Model-level uncertainty

We compute the following uncertainty metrics for each model:

Count of observations (n)
Mean prediction residual (mean bias)
Standard deviation of prediction error (std)
Root mean squared error (rmse)
Explained variance (r2: \(R^2\))
Skew (skew)
Kurtosis (kurtosis)

Cross-validation

Model-level uncertainty metrics are derived via cross-validation.

We use mainly three blocking strategies reflecting different prediction tasks:

random folds (r)

blocking by census block groups (bg)

blocking by census block groups, next-year forecasting (tbg)

Variations include:

next-year forecasting (t)

spatially blocked (s)

blocked by census tracts (tract)

Parcel-level uncertainty

We compute the following uncertainty metrics for each Parcel:

Statistical support

Parcel-level metrics that offer users a measure of statistical support, i.e., an answer to the question: to which extent is each parcel for which we develop FMV estimates similar to the parcels in the training data used to fit their corresponding Model?

Area of Applicability (AOA)

An indicator of how “different” a given parcel is from the sample of parcel sales that were used to train the model (training data).

We use the “Area of Applicability” (AOA) metric proposed by Meyer & Pebesma (2021) [1]. The AOA identifies observations for which prediction errors are expected to fall within the empirically derived prediction uncertainties obtained through cross-validation.

The purpose of the Area of Applicability is to help analysts identify parcels whose Predictor set is so different (“far away”) from the predictor sets of the training data (sales data) that we cannot make the assumption that our approach to estimate parcel-level prediction uncertainties (prediction errors in cross-validation) works for them.
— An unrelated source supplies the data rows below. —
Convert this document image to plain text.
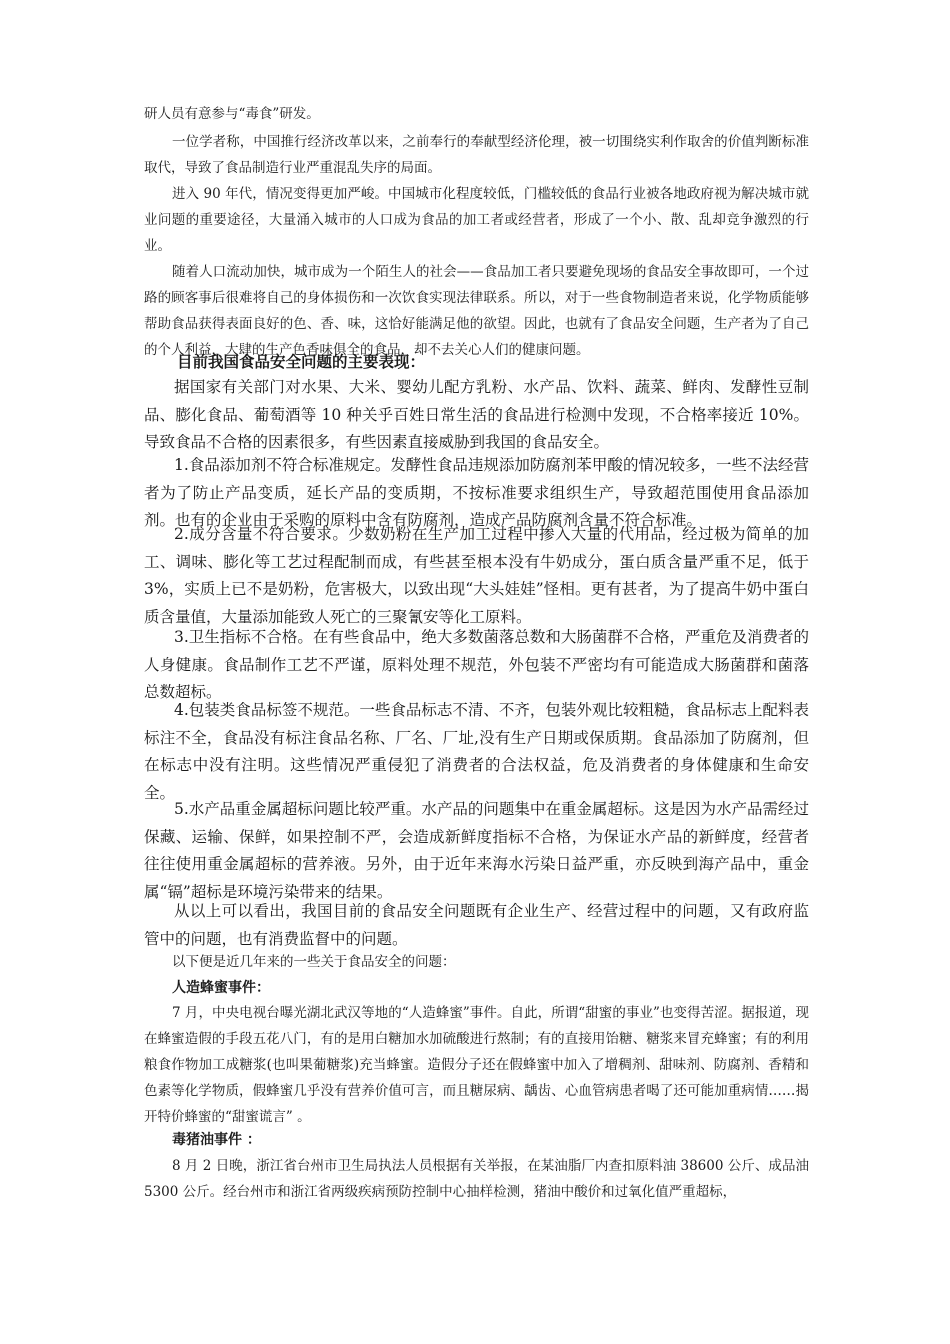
研人员有意参与“毒食”研发。

一位学者称，中国推行经济改革以来，之前奉行的奉献型经济伦理，被一切围绕实利作取舍的价值判断标准取代，导致了食品制造行业严重混乱失序的局面。

进入 90 年代，情况变得更加严峻。中国城市化程度较低，门槛较低的食品行业被各地政府视为解决城市就业问题的重要途径，大量涌入城市的人口成为食品的加工者或经营者，形成了一个小、散、乱却竞争激烈的行业。

随着人口流动加快，城市成为一个陌生人的社会——食品加工者只要避免现场的食品安全事故即可，一个过路的顾客事后很难将自己的身体损伤和一次饮食实现法律联系。所以，对于一些食物制造者来说，化学物质能够帮助食品获得表面良好的色、香、味，这恰好能满足他的欲望。因此，也就有了食品安全问题，生产者为了自己的个人利益，大肆的生产色香味俱全的食品，却不去关心人们的健康问题。

目前我国食品安全问题的主要表现：

据国家有关部门对水果、大米、婴幼儿配方乳粉、水产品、饮料、蔬菜、鲜肉、发酵性豆制品、膨化食品、葡萄酒等 10 种关乎百姓日常生活的食品进行检测中发现，不合格率接近 10%。导致食品不合格的因素很多，有些因素直接威胁到我国的食品安全。

1.食品添加剂不符合标准规定。发酵性食品违规添加防腐剂苯甲酸的情况较多，一些不法经营者为了防止产品变质，延长产品的变质期，不按标准要求组织生产，导致超范围使用食品添加剂。也有的企业由于采购的原料中含有防腐剂，造成产品防腐剂含量不符合标准。

2.成分含量不符合要求。少数奶粉在生产加工过程中掺入大量的代用品，经过极为简单的加工、调味、膨化等工艺过程配制而成，有些甚至根本没有牛奶成分，蛋白质含量严重不足，低于 3%，实质上已不是奶粉，危害极大，以致出现“大头娃娃”怪相。更有甚者，为了提高牛奶中蛋白质含量值，大量添加能致人死亡的三聚氰安等化工原料。

3.卫生指标不合格。在有些食品中，绝大多数菌落总数和大肠菌群不合格，严重危及消费者的人身健康。食品制作工艺不严谨，原料处理不规范，外包装不严密均有可能造成大肠菌群和菌落总数超标。

4.包装类食品标签不规范。一些食品标志不清、不齐，包装外观比较粗糙，食品标志上配料表标注不全，食品没有标注食品名称、厂名、厂址,没有生产日期或保质期。食品添加了防腐剂，但在标志中没有注明。这些情况严重侵犯了消费者的合法权益，危及消费者的身体健康和生命安全。

5.水产品重金属超标问题比较严重。水产品的问题集中在重金属超标。这是因为水产品需经过保藏、运输、保鲜，如果控制不严，会造成新鲜度指标不合格，为保证水产品的新鲜度，经营者往往使用重金属超标的营养液。另外，由于近年来海水污染日益严重，亦反映到海产品中，重金属“镉”超标是环境污染带来的结果。

从以上可以看出，我国目前的食品安全问题既有企业生产、经营过程中的问题，又有政府监管中的问题，也有消费监督中的问题。

以下便是近几年来的一些关于食品安全的问题：

人造蜂蜜事件：

7 月，中央电视台曝光湖北武汉等地的“人造蜂蜜”事件。自此，所谓“甜蜜的事业”也变得苦涩。据报道，现在蜂蜜造假的手段五花八门，有的是用白糖加水加硫酸进行熬制；有的直接用饴糖、糖浆来冒充蜂蜜；有的利用粮食作物加工成糖浆(也叫果葡糖浆)充当蜂蜜。造假分子还在假蜂蜜中加入了增稠剂、甜味剂、防腐剂、香精和色素等化学物质，假蜂蜜几乎没有营养价值可言，而且糖尿病、龋齿、心血管病患者喝了还可能加重病情……揭开特价蜂蜜的“甜蜜谎言” 。

毒猪油事件 ：

8 月 2 日晚，浙江省台州市卫生局执法人员根据有关举报，在某油脂厂内查扣原料油 38600 公斤、成品油 5300 公斤。经台州市和浙江省两级疾病预防控制中心抽样检测，猪油中酸价和过氧化值严重超标，
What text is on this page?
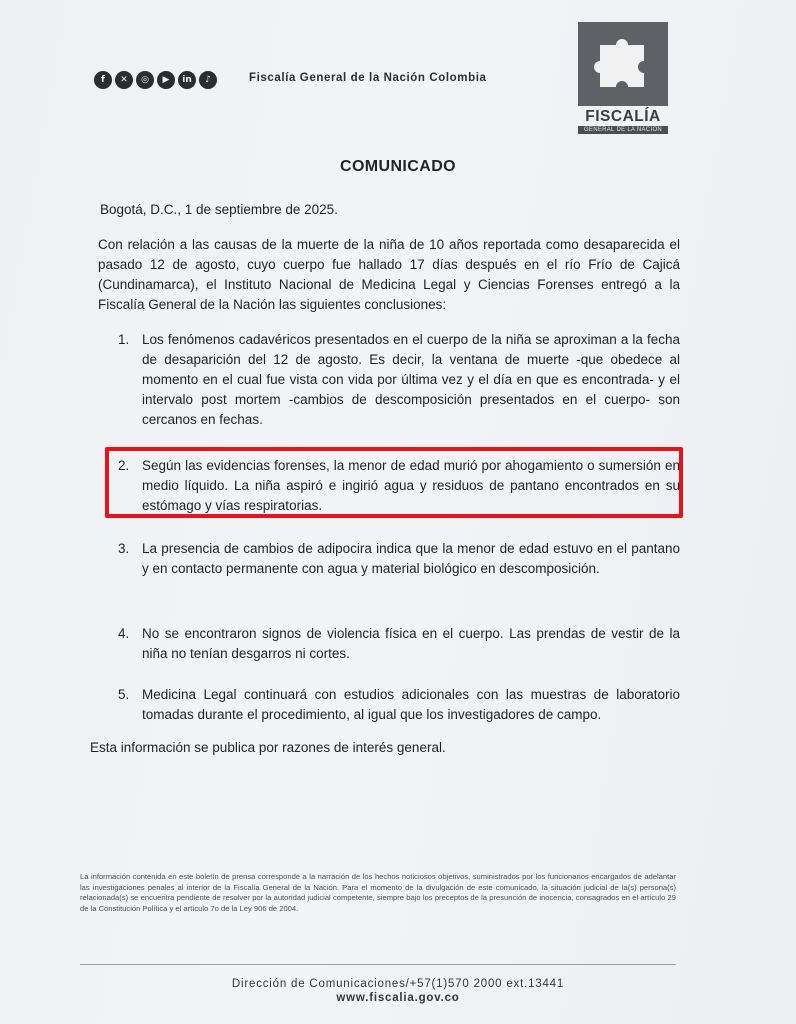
f	✕	◎	▶	in	♪	Fiscalía General de la Nación Colombia
FISCALÍA
GENERAL DE LA NACIÓN
COMUNICADO
Bogotá, D.C., 1 de septiembre de 2025.
Con relación a las causas de la muerte de la niña de 10 años reportada como desaparecida el pasado 12 de agosto, cuyo cuerpo fue hallado 17 días después en el río Frío de Cajicá (Cundinamarca), el Instituto Nacional de Medicina Legal y Ciencias Forenses entregó a la Fiscalía General de la Nación las siguientes conclusiones:
1. Los fenómenos cadavéricos presentados en el cuerpo de la niña se aproximan a la fecha de desaparición del 12 de agosto. Es decir, la ventana de muerte -que obedece al momento en el cual fue vista con vida por última vez y el día en que es encontrada- y el intervalo post mortem -cambios de descomposición presentados en el cuerpo- son cercanos en fechas.
2. Según las evidencias forenses, la menor de edad murió por ahogamiento o sumersión en medio líquido. La niña aspiró e ingirió agua y residuos de pantano encontrados en su estómago y vías respiratorias.
3. La presencia de cambios de adipocira indica que la menor de edad estuvo en el pantano y en contacto permanente con agua y material biológico en descomposición.
4. No se encontraron signos de violencia física en el cuerpo. Las prendas de vestir de la niña no tenían desgarros ni cortes.
5. Medicina Legal continuará con estudios adicionales con las muestras de laboratorio tomadas durante el procedimiento, al igual que los investigadores de campo.
Esta información se publica por razones de interés general.
La información contenida en este boletín de prensa corresponde a la narración de los hechos noticiosos objetivos, suministrados por los funcionarios encargados de adelantar las investigaciones penales al interior de la Fiscalía General de la Nación. Para el momento de la divulgación de este comunicado, la situación judicial de la(s) persona(s) relacionada(s) se encuentra pendiente de resolver por la autoridad judicial competente, siempre bajo los preceptos de la presunción de inocencia, consagrados en el artículo 29 de la Constitución Política y el artículo 7o de la Ley 906 de 2004.
Dirección de Comunicaciones/+57(1)570 2000 ext.13441
www.fiscalia.gov.co
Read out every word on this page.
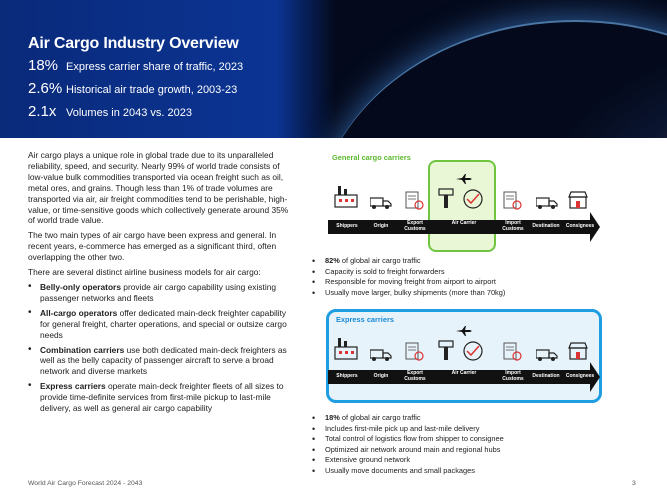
Air Cargo Industry Overview
18% Express carrier share of traffic, 2023
2.6% Historical air trade growth, 2003-23
2.1x Volumes in 2043 vs. 2023

Air cargo plays a unique role in global trade due to its unparalleled reliability, speed, and security. Nearly 99% of world trade consists of low-value bulk commodities transported via ocean freight such as oil, metal ores, and grains. Though less than 1% of trade volumes are transported via air, air freight commodities tend to be perishable, high-value, or time-sensitive goods which collectively generate around 35% of world trade value.

The two main types of air cargo have been express and general. In recent years, e-commerce has emerged as a significant third, often overlapping the other two.

There are several distinct airline business models for air cargo:

• Belly-only operators provide air cargo capability using existing passenger networks and fleets
• All-cargo operators offer dedicated main-deck freighter capability for general freight, charter operations, and special or outsize cargo needs
• Combination carriers use both dedicated main-deck freighters as well as the belly capacity of passenger aircraft to serve a broad network and diverse markets
• Express carriers operate main-deck freighter fleets of all sizes to provide time-definite services from first-mile pickup to last-mile delivery, as well as general air cargo capability
General cargo carriers
Shippers	Origin	Export Customs
Air Carrier	Import Customs	Destination	Consignees
• 82% of global air cargo traffic
• Capacity is sold to freight forwarders
• Responsible for moving freight from airport to airport
• Usually move larger, bulky shipments (more than 70kg)
Express carriers
Shippers	Origin	Export Customs
Air Carrier	Import Customs	Destination	Consignees
• 18% of global air cargo traffic
• Includes first-mile pick up and last-mile delivery
• Total control of logistics flow from shipper to consignee
• Optimized air network around main and regional hubs
• Extensive ground network
• Usually move documents and small packages
World Air Cargo Forecast 2024 - 2043	3
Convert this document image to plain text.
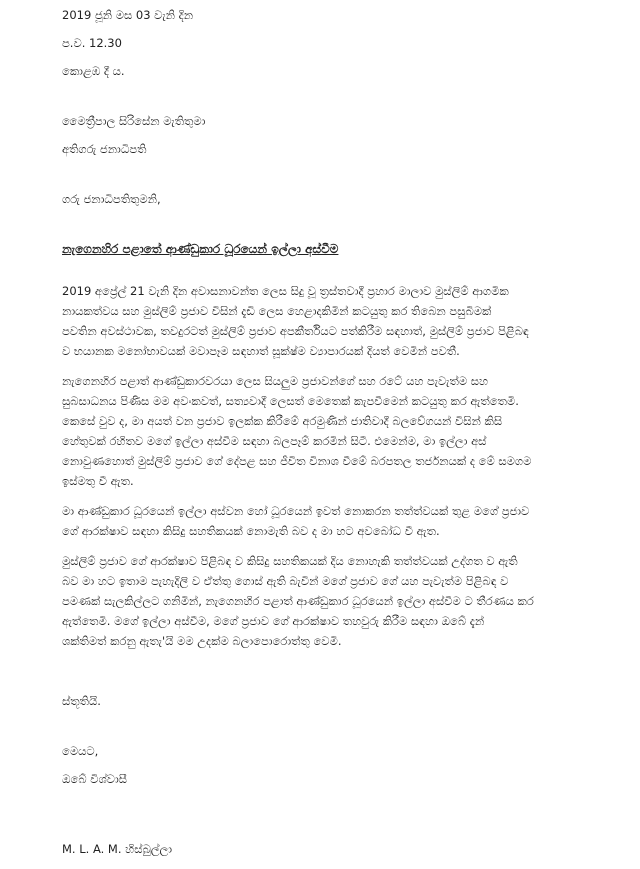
2019 ජූනි මස 03 වැනි දින
ප.ව. 12.30
කොළඹ දී ය.
මෛත්‍රීපාල සිරිසේන මැතිතුමා
අතිගරු ජනාධිපති
ගරු ජනාධිපතිතුමනි,
නැගෙනහිර පළාතේ ආණ්ඩුකාර ධූරයෙන් ඉල්ලා අස්වීම
2019 අප්‍රේල් 21 වැනි දින අවාසනාවන්ත ලෙස සිදු වූ ත්‍රස්තවාදී ප්‍රහාර මාලාව මුස්ලිම් ආගමික
නායකත්වය සහ මුස්ලිම් ප්‍රජාව විසින් දැඩි ලෙස හෙළාදකිමින් කටයුතු කර තිබෙන පසුබිමක්
පවතින අවස්ථාවක, තවදුරටත් මුස්ලිම් ප්‍රජාව අපකීර්තියට පත්කිරීම සඳහාත්, මුස්ලිම් ප්‍රජාව පිළිබඳ
ව භයානක මනෝභාවයක් මවාපෑම සඳහාත් සූක්ෂ්ම ව්‍යාපාරයක් දියත් වෙමින් පවතී.
නැගෙනහිර පළාත් ආණ්ඩුකාරවරයා ලෙස සියලුම ප්‍රජාවන්ගේ සහ රටේ යහ පැවැත්ම සහ
සුබසාධනය පිණිස මම අවංකවත්, සත්‍යවාදී ලෙසත් මෙතෙක් කැපවීමෙන් කටයුතු කර ඇත්තෙමි.
කෙසේ වුව ද, මා අයත් වන ප්‍රජාව ඉලක්ක කිරීමේ අරමුණින් ජාතිවාදී බලවේගයන් විසින් කිසි
හේතුවක් රහිතව මගේ ඉල්ලා අස්වීම සඳහා බලපෑම් කරමින් සිටී. එමෙන්ම, මා ඉල්ලා අස්
නොවුණහොත් මුස්ලිම් ප්‍රජාව ගේ දේපළ සහ ජීවිත විනාශ වීමේ බරපතල තර්ජනයක් ද මේ සමගම
ඉස්මතු වී ඇත.
මා ආණ්ඩුකාර ධූරයෙන් ඉල්ලා අස්වන හෝ ධූරයෙන් ඉවත් නොකරන තත්ත්වයක් තුළ මගේ ප්‍රජාව
ගේ ආරක්ෂාව සඳහා කිසිදු සහතිකයක් නොමැති බව ද මා හට අවබෝධ වී ඇත.
මුස්ලිම් ප්‍රජාව ගේ ආරක්ෂාව පිළිබඳ ව කිසිදු සහතිකයක් දිය නොහැකි තත්ත්වයක් උද්ගත ව ඇති
බව මා හට ඉතාම පැහැදිලි ව ඒත්තු ගොස් ඇති බැවින් මගේ ප්‍රජාව ගේ යහ පැවැත්ම පිළිබඳ ව
පමණක් සැලකිල්ලට ගනිමින්, නැගෙනහිර පළාත් ආණ්ඩුකාර ධූරයෙන් ඉල්ලා අස්වීම ට තීරණය කර
ඇත්තෙමි. මගේ ඉල්ලා අස්වීම, මගේ ප්‍රජාව ගේ ආරක්ෂාව තහවුරු කිරීම සඳහා ඔබේ දැන්
ශක්තිමත් කරනු ඇතැ'යි මම උදක්ම බලාපොරොත්තු වෙමි.
ස්තූතියි.
මෙයට,
ඔබේ විශ්වාසී
M. L. A. M. හිස්බුල්ලා
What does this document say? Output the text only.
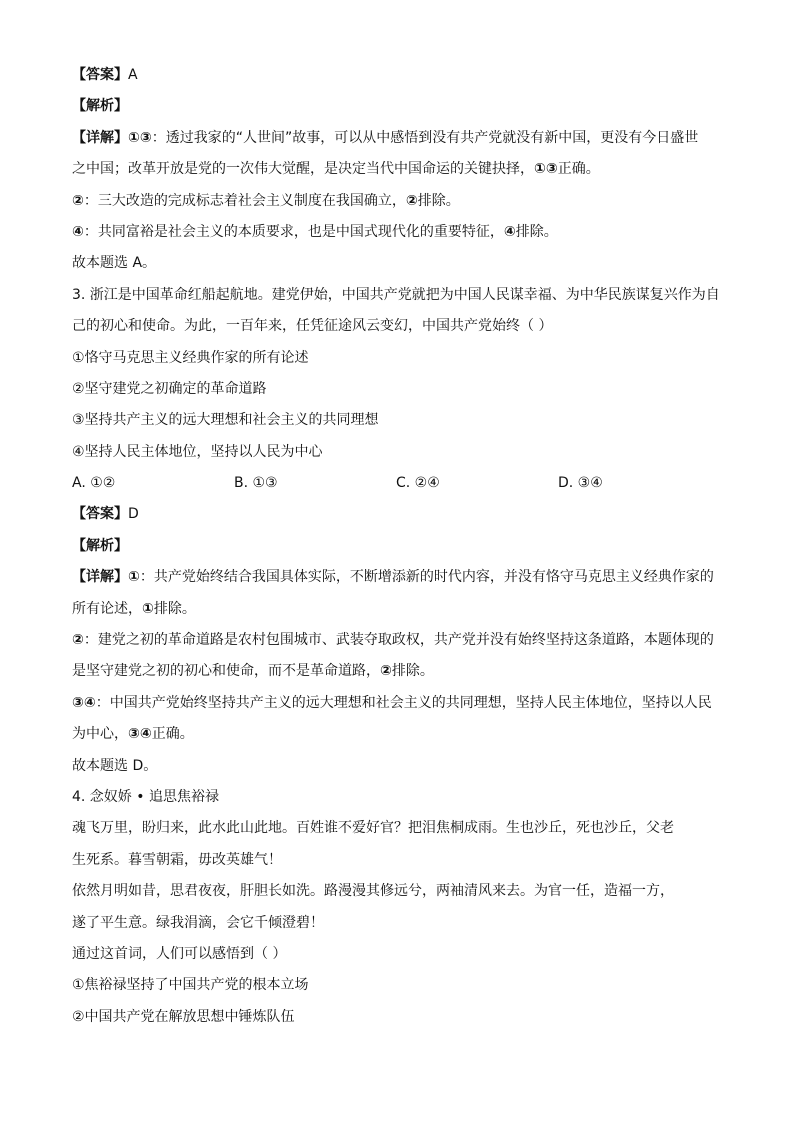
【答案】A
【解析】
【详解】①③：透过我家的“人世间”故事，可以从中感悟到没有共产党就没有新中国，更没有今日盛世
之中国；改革开放是党的一次伟大觉醒，是决定当代中国命运的关键抉择，①③正确。
②：三大改造的完成标志着社会主义制度在我国确立，②排除。
④：共同富裕是社会主义的本质要求，也是中国式现代化的重要特征，④排除。
故本题选 A。
3. 浙江是中国革命红船起航地。建党伊始，中国共产党就把为中国人民谋幸福、为中华民族谋复兴作为自
己的初心和使命。为此，一百年来，任凭征途风云变幻，中国共产党始终（ ）
①恪守马克思主义经典作家的所有论述
②坚守建党之初确定的革命道路
③坚持共产主义的远大理想和社会主义的共同理想
④坚持人民主体地位，坚持以人民为中心
A. ①②	B. ①③	C. ②④	D. ③④
【答案】D
【解析】
【详解】①：共产党始终结合我国具体实际，不断增添新的时代内容，并没有恪守马克思主义经典作家的
所有论述，①排除。
②：建党之初的革命道路是农村包围城市、武装夺取政权，共产党并没有始终坚持这条道路，本题体现的
是坚守建党之初的初心和使命，而不是革命道路，②排除。
③④：中国共产党始终坚持共产主义的远大理想和社会主义的共同理想，坚持人民主体地位，坚持以人民
为中心，③④正确。
故本题选 D。
4. 念奴娇 • 追思焦裕禄
魂飞万里，盼归来，此水此山此地。百姓谁不爱好官？把泪焦桐成雨。生也沙丘，死也沙丘，父老
生死系。暮雪朝霜，毋改英雄气！
依然月明如昔，思君夜夜，肝胆长如洗。路漫漫其修远兮，两袖清风来去。为官一任，造福一方，
遂了平生意。绿我涓滴，会它千倾澄碧！
通过这首词，人们可以感悟到（ ）
①焦裕禄坚持了中国共产党的根本立场
②中国共产党在解放思想中锤炼队伍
In other words, such estimates are distant extrapolations, have weak statistical support, and should be considered speculative.

For our AOA estimates, we compute Meyer & Pebesma’s distance index, and divide it by the threshold they propose to define the (binary) Area of Applicability (AOA) (outlier-removed upper dissimilarity index of the training data).

This means that an AOA of ≤1 (or a ln(AOA) of 0) marks predictions that are considered to be sufficiently “similar” to the training sample to trust estimated uncertainties, whereas an AOA of >1 identifies estimates for which the predictive model might be more biased or imprecise than our performance statistics suggest.